With economists already forecasting recession, Dermody knows that not being beholden to one market is a positive. His responsibility lies with the overall picture but that does not mean he tries to do it all himself. He believes in empowerment and in getting those who work for him to talk to each other through project teams. "The answers are out there and the skills base is out there," he says. "It is just using your people in teams across the divisions to come up with the best answer."

This trust in his employees to produce the answers is, he believes, his underlying strength. "Accountants are the worst for wanting to do everyone else's job," he says, "but I am a great believer in trust. If I can't trust people working with me, they shouldn't be here."

This confidence can also be his weakness, however, and he readily admits that in the past he has given people that extra 10% to make a go, or a failure, of things.

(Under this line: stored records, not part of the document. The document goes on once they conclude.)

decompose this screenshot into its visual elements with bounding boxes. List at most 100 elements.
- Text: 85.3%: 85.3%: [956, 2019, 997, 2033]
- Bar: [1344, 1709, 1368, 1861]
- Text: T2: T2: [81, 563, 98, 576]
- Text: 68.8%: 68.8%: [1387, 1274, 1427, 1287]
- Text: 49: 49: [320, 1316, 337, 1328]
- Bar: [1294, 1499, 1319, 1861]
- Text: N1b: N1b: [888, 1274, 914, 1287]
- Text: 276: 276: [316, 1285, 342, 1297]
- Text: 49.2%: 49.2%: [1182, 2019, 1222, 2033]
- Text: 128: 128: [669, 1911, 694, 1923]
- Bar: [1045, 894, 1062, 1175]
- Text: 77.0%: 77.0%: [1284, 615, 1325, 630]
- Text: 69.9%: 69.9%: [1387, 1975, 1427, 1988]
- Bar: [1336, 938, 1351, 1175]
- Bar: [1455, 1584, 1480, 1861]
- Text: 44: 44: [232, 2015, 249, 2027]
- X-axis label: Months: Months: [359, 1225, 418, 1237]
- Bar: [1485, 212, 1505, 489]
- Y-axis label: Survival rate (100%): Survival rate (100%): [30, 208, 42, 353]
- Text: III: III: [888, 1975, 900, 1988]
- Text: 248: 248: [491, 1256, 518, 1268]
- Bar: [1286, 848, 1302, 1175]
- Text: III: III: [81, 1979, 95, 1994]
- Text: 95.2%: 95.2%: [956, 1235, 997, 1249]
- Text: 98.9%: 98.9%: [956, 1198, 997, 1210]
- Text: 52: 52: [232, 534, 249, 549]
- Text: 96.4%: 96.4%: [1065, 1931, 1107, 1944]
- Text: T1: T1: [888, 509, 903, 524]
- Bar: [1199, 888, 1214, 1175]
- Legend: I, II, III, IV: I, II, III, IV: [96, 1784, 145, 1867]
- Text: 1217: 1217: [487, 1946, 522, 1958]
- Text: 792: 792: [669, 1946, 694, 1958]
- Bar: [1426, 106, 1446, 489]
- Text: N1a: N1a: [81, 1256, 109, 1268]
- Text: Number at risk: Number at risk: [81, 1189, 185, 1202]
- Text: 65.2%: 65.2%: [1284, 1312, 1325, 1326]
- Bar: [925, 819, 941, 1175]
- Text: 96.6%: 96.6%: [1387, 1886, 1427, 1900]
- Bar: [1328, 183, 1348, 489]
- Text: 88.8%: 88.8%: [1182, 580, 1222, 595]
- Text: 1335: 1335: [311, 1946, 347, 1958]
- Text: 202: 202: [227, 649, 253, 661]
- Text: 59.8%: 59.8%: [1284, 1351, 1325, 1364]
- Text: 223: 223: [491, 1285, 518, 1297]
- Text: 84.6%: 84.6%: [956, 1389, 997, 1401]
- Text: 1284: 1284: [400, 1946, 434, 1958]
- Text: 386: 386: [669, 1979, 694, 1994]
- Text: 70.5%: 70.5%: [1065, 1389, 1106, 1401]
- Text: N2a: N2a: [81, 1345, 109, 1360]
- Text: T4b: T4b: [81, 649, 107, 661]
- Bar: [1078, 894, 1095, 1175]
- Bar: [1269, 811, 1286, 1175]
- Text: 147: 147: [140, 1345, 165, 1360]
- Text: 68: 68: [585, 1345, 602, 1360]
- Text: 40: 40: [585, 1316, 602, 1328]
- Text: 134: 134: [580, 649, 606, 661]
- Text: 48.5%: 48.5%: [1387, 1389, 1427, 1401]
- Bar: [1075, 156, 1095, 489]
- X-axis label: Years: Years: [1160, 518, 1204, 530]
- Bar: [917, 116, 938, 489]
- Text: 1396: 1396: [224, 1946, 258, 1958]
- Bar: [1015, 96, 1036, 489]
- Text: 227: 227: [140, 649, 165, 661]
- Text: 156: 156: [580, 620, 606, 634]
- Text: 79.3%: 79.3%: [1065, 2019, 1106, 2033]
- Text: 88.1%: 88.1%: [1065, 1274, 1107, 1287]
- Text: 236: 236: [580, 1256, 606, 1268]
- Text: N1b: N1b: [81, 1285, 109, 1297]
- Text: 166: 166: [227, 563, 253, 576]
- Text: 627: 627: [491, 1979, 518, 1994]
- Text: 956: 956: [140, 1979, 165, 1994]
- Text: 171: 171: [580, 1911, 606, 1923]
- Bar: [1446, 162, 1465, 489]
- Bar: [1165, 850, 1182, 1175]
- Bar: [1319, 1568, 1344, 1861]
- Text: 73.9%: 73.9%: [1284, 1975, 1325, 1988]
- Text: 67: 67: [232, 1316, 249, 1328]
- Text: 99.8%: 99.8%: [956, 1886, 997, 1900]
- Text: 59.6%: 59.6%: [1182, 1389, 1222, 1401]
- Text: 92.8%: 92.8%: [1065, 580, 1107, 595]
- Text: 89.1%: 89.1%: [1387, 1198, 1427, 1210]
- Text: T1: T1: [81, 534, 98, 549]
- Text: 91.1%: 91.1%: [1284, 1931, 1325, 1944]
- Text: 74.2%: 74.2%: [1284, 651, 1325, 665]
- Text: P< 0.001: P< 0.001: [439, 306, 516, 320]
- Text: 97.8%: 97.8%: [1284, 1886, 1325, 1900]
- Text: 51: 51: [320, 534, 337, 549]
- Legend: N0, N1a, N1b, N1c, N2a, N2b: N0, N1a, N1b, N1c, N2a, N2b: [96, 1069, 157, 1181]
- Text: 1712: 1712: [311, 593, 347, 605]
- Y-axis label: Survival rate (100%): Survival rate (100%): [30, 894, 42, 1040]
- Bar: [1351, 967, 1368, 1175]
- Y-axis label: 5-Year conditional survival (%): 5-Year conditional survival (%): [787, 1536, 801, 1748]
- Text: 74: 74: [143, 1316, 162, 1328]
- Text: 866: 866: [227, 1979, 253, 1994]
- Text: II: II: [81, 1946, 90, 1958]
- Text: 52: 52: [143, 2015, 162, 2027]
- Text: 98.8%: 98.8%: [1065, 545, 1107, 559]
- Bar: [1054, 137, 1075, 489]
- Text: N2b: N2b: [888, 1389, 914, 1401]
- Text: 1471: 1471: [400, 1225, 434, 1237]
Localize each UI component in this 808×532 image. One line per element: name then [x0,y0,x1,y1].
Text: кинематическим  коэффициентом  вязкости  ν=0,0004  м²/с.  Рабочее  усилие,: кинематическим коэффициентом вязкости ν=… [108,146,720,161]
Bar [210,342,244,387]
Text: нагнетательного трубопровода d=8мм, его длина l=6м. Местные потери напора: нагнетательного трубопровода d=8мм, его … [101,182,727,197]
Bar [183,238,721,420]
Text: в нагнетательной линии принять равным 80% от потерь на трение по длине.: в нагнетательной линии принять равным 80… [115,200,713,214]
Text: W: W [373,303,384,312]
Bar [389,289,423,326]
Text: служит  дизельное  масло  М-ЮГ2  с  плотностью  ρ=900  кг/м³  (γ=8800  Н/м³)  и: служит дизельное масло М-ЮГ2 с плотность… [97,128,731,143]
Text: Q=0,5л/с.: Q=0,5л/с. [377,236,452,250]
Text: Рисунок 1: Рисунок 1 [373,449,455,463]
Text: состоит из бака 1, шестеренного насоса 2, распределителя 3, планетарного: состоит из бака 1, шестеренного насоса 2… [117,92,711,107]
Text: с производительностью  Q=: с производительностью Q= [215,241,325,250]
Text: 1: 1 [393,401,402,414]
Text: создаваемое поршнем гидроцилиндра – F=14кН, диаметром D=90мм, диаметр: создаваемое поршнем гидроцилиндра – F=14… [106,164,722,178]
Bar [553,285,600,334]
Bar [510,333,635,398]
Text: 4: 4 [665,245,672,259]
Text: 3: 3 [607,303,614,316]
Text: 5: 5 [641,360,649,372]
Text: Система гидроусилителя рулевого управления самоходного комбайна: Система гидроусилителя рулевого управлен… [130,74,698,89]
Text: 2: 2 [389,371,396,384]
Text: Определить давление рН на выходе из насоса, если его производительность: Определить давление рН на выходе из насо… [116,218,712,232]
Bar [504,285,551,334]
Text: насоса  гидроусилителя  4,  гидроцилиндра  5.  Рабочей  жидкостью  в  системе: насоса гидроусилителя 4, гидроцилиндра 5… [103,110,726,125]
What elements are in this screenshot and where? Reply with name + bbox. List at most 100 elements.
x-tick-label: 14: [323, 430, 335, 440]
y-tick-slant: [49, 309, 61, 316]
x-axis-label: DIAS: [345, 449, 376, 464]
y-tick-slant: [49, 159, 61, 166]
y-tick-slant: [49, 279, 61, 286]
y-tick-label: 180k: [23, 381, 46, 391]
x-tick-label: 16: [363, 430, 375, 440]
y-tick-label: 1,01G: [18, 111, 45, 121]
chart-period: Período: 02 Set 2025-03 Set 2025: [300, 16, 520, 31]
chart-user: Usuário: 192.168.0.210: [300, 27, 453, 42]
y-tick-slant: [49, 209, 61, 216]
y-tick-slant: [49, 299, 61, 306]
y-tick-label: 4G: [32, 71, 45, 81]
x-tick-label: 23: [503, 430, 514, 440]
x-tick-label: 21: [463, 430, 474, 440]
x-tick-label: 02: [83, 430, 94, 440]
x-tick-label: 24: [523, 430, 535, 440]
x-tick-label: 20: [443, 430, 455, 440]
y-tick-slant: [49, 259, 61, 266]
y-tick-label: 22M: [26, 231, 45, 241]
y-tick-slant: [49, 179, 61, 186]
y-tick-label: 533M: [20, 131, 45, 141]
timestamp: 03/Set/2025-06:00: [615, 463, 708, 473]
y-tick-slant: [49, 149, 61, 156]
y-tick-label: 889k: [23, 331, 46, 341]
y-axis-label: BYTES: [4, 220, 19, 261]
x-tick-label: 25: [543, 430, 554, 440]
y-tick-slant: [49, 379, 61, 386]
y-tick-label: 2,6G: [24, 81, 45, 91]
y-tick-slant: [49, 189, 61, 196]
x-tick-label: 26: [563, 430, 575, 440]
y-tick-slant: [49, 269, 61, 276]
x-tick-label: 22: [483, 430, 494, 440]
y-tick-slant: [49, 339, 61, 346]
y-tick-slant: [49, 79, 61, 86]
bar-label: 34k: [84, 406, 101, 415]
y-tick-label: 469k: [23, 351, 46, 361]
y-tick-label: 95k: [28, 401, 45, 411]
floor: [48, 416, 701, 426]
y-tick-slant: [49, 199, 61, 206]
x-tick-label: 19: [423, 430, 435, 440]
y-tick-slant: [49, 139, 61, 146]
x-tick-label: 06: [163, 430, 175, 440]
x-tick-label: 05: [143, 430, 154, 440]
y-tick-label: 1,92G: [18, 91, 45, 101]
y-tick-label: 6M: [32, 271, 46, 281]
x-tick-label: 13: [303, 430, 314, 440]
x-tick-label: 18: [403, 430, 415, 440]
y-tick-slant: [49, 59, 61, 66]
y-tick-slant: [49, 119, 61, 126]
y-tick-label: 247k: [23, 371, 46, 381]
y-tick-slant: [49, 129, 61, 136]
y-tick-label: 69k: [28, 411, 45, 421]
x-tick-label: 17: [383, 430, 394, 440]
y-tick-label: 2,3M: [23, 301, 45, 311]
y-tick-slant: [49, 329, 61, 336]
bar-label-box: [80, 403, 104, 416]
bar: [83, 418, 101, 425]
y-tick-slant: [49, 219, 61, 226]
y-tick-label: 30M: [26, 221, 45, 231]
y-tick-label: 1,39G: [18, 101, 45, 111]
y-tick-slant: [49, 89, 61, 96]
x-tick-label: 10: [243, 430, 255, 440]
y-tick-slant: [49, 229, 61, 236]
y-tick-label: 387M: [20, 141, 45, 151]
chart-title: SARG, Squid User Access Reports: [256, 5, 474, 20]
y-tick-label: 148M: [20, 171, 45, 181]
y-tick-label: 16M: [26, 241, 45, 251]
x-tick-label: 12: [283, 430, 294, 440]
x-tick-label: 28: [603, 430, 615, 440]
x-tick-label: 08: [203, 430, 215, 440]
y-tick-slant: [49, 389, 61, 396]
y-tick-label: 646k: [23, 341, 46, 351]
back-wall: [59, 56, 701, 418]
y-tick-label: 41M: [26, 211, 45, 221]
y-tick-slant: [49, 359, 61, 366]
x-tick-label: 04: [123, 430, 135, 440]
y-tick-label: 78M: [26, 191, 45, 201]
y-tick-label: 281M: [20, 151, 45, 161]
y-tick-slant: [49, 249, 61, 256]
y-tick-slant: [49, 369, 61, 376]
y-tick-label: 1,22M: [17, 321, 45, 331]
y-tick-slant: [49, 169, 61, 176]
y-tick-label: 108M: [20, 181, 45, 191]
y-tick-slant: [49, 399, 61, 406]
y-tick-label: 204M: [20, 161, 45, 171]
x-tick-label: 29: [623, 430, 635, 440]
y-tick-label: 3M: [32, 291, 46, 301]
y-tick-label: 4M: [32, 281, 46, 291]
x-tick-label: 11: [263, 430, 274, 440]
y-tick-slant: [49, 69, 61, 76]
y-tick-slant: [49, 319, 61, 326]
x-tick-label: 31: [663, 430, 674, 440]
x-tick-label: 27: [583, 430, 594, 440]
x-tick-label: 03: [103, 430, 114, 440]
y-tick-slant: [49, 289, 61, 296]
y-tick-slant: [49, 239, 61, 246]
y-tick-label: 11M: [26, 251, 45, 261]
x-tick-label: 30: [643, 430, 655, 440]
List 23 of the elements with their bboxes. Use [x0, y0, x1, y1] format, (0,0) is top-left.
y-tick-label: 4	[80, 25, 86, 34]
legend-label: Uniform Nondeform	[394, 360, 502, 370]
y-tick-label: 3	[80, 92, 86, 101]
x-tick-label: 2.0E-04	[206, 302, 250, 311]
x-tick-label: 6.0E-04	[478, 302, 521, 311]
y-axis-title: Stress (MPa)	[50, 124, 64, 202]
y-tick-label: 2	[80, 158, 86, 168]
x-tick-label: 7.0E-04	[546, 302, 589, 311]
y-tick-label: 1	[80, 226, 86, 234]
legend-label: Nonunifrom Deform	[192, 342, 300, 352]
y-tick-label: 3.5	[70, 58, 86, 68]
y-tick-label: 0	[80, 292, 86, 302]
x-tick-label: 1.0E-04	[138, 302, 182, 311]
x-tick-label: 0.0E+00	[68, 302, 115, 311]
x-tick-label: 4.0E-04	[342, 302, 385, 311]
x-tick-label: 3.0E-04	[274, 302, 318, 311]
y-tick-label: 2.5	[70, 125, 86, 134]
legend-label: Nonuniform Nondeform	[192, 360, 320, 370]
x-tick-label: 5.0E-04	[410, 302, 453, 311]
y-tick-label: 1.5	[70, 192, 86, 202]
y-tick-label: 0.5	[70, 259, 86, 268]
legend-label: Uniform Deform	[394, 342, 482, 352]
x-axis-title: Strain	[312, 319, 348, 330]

Dermody is hands-on and very nosy by his own admission, visiting anywhere he feels he can learn something. "There are no secrets in this business, so look around. I tell the GMs, the chefs, the sales people to go out and see what's happening in this wide, wicked world - don't reinvent the wheel," he laughs.

With this in mind, it is little surprise that even when Dermody goes on holiday - he diarises his holidays as soon as Greenalls' board meeting dates are set - he still finds it hard to unwind. "How the hell do you relax?" he asks. "First thing I did when I got back last time was send De Vere's operations director to see how the place worked. How can you not be working? You're watching all the time!"